Step 2: Research your target clients

It is essential that you have a clear idea of who your clients are. It could be so easy to decide that ‘everyone’ is a potential customer. But in fact, research proves that the more niche and targeted your client pool is, the better your chance to focus in and grow. The way to identify this is to conduct systematic and ongoing research on your target group. Next, you need to take what you have learned about them and visualize who that client is, by building personas around them: Who they are, what they love doing, what their habits and needs are etc. With this image in your mind, you are then able to anticipate their needs and create your marketing material in language that will appeal to them.

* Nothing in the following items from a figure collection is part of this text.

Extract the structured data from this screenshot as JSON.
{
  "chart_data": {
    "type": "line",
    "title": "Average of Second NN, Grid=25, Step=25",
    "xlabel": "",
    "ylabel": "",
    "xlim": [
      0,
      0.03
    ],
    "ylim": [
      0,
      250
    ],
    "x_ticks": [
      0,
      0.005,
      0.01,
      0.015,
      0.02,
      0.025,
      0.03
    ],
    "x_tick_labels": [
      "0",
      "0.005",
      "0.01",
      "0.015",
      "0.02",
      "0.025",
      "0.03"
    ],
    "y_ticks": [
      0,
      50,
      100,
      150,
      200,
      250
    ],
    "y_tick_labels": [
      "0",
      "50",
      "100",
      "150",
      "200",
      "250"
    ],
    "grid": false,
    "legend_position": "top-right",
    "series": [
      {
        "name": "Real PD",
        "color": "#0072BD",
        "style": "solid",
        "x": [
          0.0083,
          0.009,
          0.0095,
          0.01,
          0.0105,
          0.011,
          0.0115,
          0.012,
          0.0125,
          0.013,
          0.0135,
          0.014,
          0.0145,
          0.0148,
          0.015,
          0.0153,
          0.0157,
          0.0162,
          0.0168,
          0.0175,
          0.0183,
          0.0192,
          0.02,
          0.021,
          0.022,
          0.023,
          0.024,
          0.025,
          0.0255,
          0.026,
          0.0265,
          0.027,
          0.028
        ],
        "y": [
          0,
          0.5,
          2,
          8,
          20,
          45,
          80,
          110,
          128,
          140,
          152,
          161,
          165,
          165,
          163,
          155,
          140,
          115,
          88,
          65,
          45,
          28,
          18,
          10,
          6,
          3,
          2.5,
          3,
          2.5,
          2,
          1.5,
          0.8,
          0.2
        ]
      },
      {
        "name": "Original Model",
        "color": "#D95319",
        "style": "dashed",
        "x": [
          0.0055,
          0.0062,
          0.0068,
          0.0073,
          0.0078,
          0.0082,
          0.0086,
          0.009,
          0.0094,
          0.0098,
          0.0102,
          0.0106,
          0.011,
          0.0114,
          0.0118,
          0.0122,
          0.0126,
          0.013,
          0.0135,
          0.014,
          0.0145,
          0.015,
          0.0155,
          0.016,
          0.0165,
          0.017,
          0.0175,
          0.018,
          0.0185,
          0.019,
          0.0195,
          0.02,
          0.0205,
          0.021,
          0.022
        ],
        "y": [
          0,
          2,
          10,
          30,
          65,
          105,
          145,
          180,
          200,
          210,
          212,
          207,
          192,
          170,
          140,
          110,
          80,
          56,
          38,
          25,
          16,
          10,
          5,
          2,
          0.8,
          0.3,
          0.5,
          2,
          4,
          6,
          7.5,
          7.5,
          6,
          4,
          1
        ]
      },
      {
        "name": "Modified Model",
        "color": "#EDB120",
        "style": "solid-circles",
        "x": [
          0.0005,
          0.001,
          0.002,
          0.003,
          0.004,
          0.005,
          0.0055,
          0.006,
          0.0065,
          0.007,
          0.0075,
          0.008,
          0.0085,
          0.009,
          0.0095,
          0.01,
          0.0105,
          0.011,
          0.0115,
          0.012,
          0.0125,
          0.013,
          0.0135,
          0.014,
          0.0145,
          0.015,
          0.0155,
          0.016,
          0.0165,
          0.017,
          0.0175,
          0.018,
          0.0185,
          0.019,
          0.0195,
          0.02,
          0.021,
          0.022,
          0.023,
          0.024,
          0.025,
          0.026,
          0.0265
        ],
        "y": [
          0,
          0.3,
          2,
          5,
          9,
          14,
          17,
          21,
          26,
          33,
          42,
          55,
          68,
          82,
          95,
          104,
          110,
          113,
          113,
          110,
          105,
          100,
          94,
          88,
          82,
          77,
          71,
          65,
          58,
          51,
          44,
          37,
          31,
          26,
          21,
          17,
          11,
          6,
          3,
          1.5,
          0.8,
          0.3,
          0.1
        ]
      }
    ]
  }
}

Step 3: Understand who your competitors are

This may be a tempting step to skip. But understanding who is vying for your customer’s attention is important. Once you know who your competitors are, resist the urge to imitate them. Rather find strategic ways to differentiate yourself from your competition and convince your customers to choose you, over them.

Step 4: Development of solid brand positioning

Now you are able to look at your business and understand where it stands in the current market. It is here that you can ask yourself what makes your business different and what can you offer customers that other businesses can’t. At this point you need to create a strong positioning statement. This is typically 3 – 5 sentences which have an aspirational quality, but a realistic stance. It should capture the essence of your brand positioning, what you offer and why.

Step 5: Create a strategy for your messaging

The next step is to create a strong messaging strategy that translates your brand’s position into clear marketing messages for each of your target audiences. While your core brand will remain consistent across the board, you will need to tweak your messaging to speak to each of the different personas you created in step 2. Each message should be customised to speak to a different aspect of your business that answers a core need of the persona in question.

Step 6: Develop your content marketing strategy

Your marketing strategy should plan and breakdown the content that will sell your product, build reputation and get your name out there. Your strategy should be used to establish what you are going to be sharing and across which of the various platforms, from traditional media to social media platforms. This also needs to include your marketing budget, goals and benchmarks that will help you gauge the performance of your marketing collateral and where it can be improved. Marketing is a vital and often overlooked aspect of brand development, but it can make a meaningful difference when given the right attention.

Step 7: Implement, track, adjust and repeat

You’ll be surprised by how many brand development strategies never go beyond the page they’re planned on. Once you have gone to the trouble of thinking this all through, push yourself and your team to implement it. It’s so easy to get swept into sales and operations and overlook implementation. Once in motion, stay close to the plan and schedule in (at least) monthly check-ins to track progress. If things aren’t working, adjust in real time. Your tracking can be measured against real deliverables like leads generated, employee applications and sales, for example.

The bottom line

The strength of a brand identity is not based on the size of a business. It is so important to take the time to visualise the trajectory of your business; from understanding the market you’re operating in, to who you are selling to and how you are communicating with then. Armed with this information, you will have a clear picture of where your business is heading and how it is going to get cemented into the hearts and minds of your target audience.